Author Joleene Naylor’s Writing/Publishing Process

Everyone writes a book differently and each author swears by their own methods.  As far as I see it, the only wrong way is the way that doesn’t work for you. That said, I’m going to share my bizarre way of novel creation.

  1. Rough (bad) draft. Ideally, I like to do this in a month without an outline. I have vague ideas for some plot elements, or even a handful of scenes, but that’s about it. I also don’t research beforehand, but rather as I’m writing because I don’t know what I will need.
  2. I reread and fix anything major I notice. I won’t lie, this is often not a lot.
  3. It’s off the beta reader number one whose job is to find major typos. I have a lot of them because, yes, I’m a bit dyslexic. It means some extra work on the polishing end and that we have to go over it more times than some other authors need to, but it is as it is.
  4. At this stage it used to go to The Mighty Ed (alas I have lost her because of other commitments, though I have a new Ed in training). She would read through and point out scenes that needed cut, scenes that needed expanded, parts that didn’t mesh, places where the characters acted out of character etc. This step is absolutely vital to any book, and I can not reiterate enough the need for an “Ed” who respects you enough to tell you what needs fixed without being mean or lecturing you. It may also be hard to take said advice the first (few) times because essentially they tear your book to shreds and stomp on it – but hopefully in a nice way.
  5. Now comes rework. I  incorporate 99.9% of her suggestions, even if this means massive rewriting, which it has before. I prefer to go over the whole thing two times afterwards to make sure the changes flow.
  6. Beta number one tirelessly pours over it again for typos.
  7. Now it goes to beta number two. He corrects more typos and points out the flaws in my fight scenes and  suggests where I need more gore (or explosions). He’s also what I call an honest beta, in so far as he will flat out say “this sucks”. Again, this is very necessary.
  8. Another round of edits to incorporate his suggestions and probably some rewriting.
  9. Beta number one looks sad, but looks over it again.
  10. Now it goes to beta number three. She’s the romance expert but also makes suggestions on other scenes, catches typos and grammar and points out anything that might be confusing to a reader. This is invaluable.
  11. Another round of edits to incorporate her suggestions.
  12. Beta number one cries, I feel bad, and just send it on the beta number four.
  13. Beta four wades through it, fixes typos and some odd phrases and may or may not point out a handful of scenes that need to be redone.  For example, in book four I ended up doing some large chapter rewrites after he pointed out that  a pivotal scene just wasn’t working (if you’ve read the book, it was the truck stop scene.) He is also not a regular vampire fan, so he points out anything that non-vampire readers might find confusing. This is another super important person.
  14. I rewrite, re-edit, etc based on his suggestions.

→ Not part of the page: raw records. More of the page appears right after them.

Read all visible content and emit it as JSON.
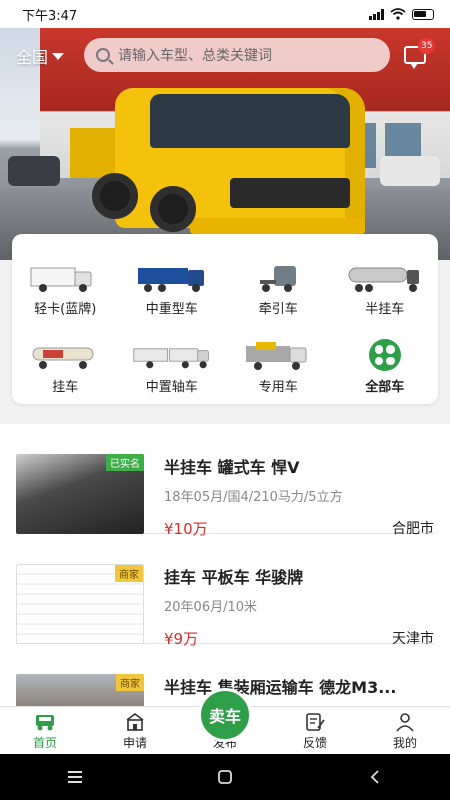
{
  "status_bar": {
    "time": "下午3:47"
  },
  "header": {
    "region": "全国",
    "search_placeholder": "请输入车型、总类关键词",
    "message_count": "35"
  },
  "categories": [
    {
      "label": "轻卡(蓝牌)"
    },
    {
      "label": "中重型车"
    },
    {
      "label": "牵引车"
    },
    {
      "label": "半挂车"
    },
    {
      "label": "挂车"
    },
    {
      "label": "中置轴车"
    },
    {
      "label": "专用车"
    },
    {
      "label": "全部车"
    }
  ],
  "listings": [
    {
      "tag": "已实名",
      "title": "半挂车 罐式车 悍V",
      "spec": "18年05月/国4/210马力/5立方",
      "price": "¥10万",
      "city": "合肥市"
    },
    {
      "tag": "商家",
      "title": "挂车 平板车 华骏牌",
      "spec": "20年06月/10米",
      "price": "¥9万",
      "city": "天津市"
    },
    {
      "tag": "商家",
      "title": "半挂车 集装厢运输车 德龙M3...",
      "spec": "",
      "price": "",
      "city": ""
    }
  ],
  "tabbar": {
    "home": "首页",
    "apply": "申请",
    "sell": "卖车",
    "publish": "发布",
    "feedback": "反馈",
    "mine": "我的"
  },
  "colors": {
    "brand_green": "#2e9e48",
    "price_red": "#d32f2f"
  }
}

I also have several long plot arranging conversations with him, so he gets to be the sounding board, as have poor Mighty Ed  and betas one and two throughout the whole of this process.
  15. Then it  is off to beta number five. She is a whiz at catching typos/grammar, plot inconsistencies and things like magically changing hair color or magically clean clothes (these have both happened!)  etc. and, like The Mighty Ed, she understands the universe and the characters. This is something that is very hard to find and so, so important!
  16. Another round of edits and rewrites and then poor beta number one looks it over again. By now beta one and I have it memorized and are both sick of this book.
  17. Mighty Ed gets the final copy, which she double checks for punctuation (my commas are wild). With book four, Mighty Ed was pretty busy, so beta five got the final round. She did a fantastic job, as evidenced by the nice clean copy.
  18. Now I make a bunch of other changes. Beta number one sobs and threatens to beat her head into the keyboard. I moan and complain that this must be the worst book ever written. I would rather stab out my eyes than read it again.
  19. I format it and send it to Create Space. My paperback version arrives and I read it one more time (it reads differently in paperback). Then poor beta one looks at it again as does beta two. We draw circles, squares and chickens on the pages (beta two does the chicken art).
  20. I redo all of the marked things. On the last boo this was just typos and such, but on the others I have randomly added whole new scenes at this juncture.
  21. Ideally I get a second proof and go through it a final time, but not always.
  22. I publish the sucker and vow never to read it again because i would rather be stampeded to death by a herd of water buffalo than ever read another word of it!

As you can see, this process is a bit long. I need to try to streamline this because, as you can guess, it takes months and releasing only one book a year is not doing my career any favors. It’s occurred to me that a lot of time is spent polishing scenes that get deleted or changed after beta reader’s input, so with my current WIP (PATRICK) I am trying a different method. I sent out the initial bad draft (from step 4) and will compile the comments, notes, etc, and the do a BIG rewrite, thereby hopefully meshing steps 4-15 into only a couple of steps. Hopefully this will also save beta one’s sanity and keep me from completely hating the book by the time it’s published. Or maybe not.  Cutting out some of the rewrite steps may result in more typos slipping through, or more little bits that needed added but got missed. I don’t know, but I guess we’ll find out. That’s the beauty of indy publishing, you can try new things, make mistakes, learn from it and try something else if it doesn’t work.